I’m lucky. My commute involves a walk, brisk of course, by the majestic River Thames. Lambeth Council has ensured there’s a traffic-free path beside the river. No roaring traffic and fumes for me – just seagulls diving and squawking. It makes my commute to work something to look forward to.
I’m passionate about walking. It is free, you can do it anywhere, you don’t need any special equipment, and the evidence is unequivocal: walking saves lives. That’s why Macmillan works with all the health walk programmes in the UK, and we run Walking for Health in England with our partners the Ramblers.
The first meeting of the day is up the stairs to the 12th floor with my colleague Rhian, who supports Macmillan’s physical activity projects around the country. They are doing fantastic work to help people living with and beyond cancer to overcome the challenges they face getting active. Walking plays a big part in that because it’s popular with so many people.
Next, it’s up to the 14th floor to see Elinor in the marketing department. Elinor has come up with the idea of writing to people with cancer to tell them about their local health walks. Thanks to Macmillan’s wonderful nurses and the respect they inspire, people listen to Macmillan’s advice. So it’s no surprise that the focus groups Elinor has organized with Make Sport Fun tell us a letter from Macmillan about walking will have an impact. Today, we’re working on the guidance leaflet for the pack, incorporating the words and images our groups told us would build their confidence and motivation.

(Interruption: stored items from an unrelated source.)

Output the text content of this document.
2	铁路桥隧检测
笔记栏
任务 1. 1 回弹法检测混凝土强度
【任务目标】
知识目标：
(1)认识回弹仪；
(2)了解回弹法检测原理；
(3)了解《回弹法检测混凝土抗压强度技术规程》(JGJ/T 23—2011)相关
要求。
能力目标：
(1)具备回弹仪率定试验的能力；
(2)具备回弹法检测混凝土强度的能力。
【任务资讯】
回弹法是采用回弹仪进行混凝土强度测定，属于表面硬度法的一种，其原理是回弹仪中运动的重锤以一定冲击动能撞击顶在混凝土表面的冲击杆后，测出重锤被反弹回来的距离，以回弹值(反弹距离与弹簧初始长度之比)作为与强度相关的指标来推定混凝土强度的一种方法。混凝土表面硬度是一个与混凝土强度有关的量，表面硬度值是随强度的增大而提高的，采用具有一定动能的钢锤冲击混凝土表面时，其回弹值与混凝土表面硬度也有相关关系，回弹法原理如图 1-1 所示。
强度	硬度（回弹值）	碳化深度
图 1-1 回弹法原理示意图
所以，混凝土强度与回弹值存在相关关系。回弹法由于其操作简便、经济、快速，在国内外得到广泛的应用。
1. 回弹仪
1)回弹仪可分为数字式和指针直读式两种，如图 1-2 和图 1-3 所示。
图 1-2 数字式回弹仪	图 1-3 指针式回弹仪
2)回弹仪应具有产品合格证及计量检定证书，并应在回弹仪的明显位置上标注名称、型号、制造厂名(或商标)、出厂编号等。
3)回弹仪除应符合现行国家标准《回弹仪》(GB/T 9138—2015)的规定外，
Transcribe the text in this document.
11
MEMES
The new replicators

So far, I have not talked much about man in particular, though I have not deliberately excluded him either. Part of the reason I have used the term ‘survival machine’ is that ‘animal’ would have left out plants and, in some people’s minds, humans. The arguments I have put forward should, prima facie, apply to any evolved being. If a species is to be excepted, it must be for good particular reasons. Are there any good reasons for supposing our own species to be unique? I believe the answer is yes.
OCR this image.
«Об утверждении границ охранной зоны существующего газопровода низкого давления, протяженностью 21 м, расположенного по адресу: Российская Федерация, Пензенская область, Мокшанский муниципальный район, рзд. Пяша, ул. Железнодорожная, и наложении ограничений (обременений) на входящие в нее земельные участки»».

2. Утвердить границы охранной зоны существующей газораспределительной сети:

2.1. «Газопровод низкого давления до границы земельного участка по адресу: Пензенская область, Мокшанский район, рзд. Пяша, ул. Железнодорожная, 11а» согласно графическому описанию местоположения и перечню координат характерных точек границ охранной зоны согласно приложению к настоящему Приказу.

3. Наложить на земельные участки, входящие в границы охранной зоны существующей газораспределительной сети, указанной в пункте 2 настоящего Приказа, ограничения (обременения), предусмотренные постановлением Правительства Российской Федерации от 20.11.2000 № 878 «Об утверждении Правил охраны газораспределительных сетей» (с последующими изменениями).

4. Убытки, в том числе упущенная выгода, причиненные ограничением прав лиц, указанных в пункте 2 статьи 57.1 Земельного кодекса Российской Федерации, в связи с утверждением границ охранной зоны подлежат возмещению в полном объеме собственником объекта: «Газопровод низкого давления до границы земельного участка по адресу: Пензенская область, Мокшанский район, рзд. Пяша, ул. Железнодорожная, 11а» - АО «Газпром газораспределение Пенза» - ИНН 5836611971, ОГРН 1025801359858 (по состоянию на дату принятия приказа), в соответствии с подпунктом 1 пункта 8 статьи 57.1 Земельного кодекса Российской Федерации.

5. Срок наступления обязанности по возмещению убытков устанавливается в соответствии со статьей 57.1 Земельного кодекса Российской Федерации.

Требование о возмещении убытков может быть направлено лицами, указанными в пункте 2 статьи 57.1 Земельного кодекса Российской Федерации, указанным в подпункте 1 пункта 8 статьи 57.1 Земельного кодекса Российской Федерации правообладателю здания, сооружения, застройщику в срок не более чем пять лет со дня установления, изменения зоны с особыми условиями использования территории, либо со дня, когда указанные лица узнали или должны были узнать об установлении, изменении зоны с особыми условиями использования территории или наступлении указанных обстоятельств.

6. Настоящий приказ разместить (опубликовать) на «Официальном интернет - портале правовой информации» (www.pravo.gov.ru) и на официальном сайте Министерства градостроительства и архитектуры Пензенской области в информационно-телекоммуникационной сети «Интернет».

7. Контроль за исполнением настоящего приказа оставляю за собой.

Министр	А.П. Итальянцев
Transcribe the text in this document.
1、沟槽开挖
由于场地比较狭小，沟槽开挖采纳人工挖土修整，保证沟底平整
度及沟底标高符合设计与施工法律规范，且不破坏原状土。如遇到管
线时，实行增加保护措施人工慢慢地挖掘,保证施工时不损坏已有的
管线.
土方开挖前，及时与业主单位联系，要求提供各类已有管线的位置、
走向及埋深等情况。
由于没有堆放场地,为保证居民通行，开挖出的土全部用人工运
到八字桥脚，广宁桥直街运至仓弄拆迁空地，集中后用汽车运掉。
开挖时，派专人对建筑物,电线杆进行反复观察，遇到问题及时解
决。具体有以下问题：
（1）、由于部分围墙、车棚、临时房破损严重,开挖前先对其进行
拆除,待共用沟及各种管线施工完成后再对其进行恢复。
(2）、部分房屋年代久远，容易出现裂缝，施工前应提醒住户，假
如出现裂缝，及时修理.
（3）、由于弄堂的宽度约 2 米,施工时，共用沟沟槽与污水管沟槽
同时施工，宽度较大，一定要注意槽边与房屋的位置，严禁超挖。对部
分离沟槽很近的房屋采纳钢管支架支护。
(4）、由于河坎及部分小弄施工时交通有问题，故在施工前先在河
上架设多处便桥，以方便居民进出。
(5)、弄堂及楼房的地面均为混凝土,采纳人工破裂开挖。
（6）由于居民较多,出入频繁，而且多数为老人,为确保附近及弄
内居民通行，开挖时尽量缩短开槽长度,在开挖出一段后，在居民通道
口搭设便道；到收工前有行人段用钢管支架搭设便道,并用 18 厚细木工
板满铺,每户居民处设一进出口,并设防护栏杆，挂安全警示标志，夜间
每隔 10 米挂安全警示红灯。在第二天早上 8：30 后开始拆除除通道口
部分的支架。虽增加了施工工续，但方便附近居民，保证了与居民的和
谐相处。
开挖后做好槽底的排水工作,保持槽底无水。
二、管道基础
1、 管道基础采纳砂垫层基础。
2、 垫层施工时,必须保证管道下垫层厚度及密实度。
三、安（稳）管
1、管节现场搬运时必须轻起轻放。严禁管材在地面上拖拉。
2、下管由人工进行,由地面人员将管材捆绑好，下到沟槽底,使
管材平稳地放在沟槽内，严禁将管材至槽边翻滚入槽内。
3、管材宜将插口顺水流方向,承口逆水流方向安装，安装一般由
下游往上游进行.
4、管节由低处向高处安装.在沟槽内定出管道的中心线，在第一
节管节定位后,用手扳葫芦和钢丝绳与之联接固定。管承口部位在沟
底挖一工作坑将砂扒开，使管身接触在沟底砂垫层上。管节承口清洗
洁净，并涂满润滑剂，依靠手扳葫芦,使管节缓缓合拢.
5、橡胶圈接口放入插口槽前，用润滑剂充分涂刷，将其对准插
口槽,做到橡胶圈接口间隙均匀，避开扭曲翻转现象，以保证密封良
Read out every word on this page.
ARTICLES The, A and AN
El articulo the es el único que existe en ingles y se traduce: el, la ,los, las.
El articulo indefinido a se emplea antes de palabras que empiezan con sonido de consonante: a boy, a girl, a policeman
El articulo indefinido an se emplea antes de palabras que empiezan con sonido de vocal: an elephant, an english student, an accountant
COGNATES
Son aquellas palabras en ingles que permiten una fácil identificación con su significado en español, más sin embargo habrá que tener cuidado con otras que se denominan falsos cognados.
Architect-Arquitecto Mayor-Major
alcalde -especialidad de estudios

Then we’re off to the Houses of Parliament. It’s only a 15 minute walk. Macmillan is part of the Richmond Group of health charities and together we have launched a new report. The rise in potentially preventable conditions is costing the NHS around £5 billion every year in treatment and management. Wouldn’t it be better to prevent them in the first place by getting the nation active and eating more healthily? Of course! We spoke to MPs, and Dr Lou Atkins outlined the fascinating science of behaviour change. Best of all was the health walk at the end. As we explored the streets and parks around parliament, Macmillan volunteer, Ian Rigby told us his inspiring story. Walking for Health had thrown him a lifeline after his cancer diagnosis. Walkers from Lewisham Health Walks enthusiastically agreed and told us one story after another of how walking had got them back on their feet, out and about, and having a laugh.
Another brilliant day working for Macmillan. And as it clicks over 16,000 steps, the pedometer agrees.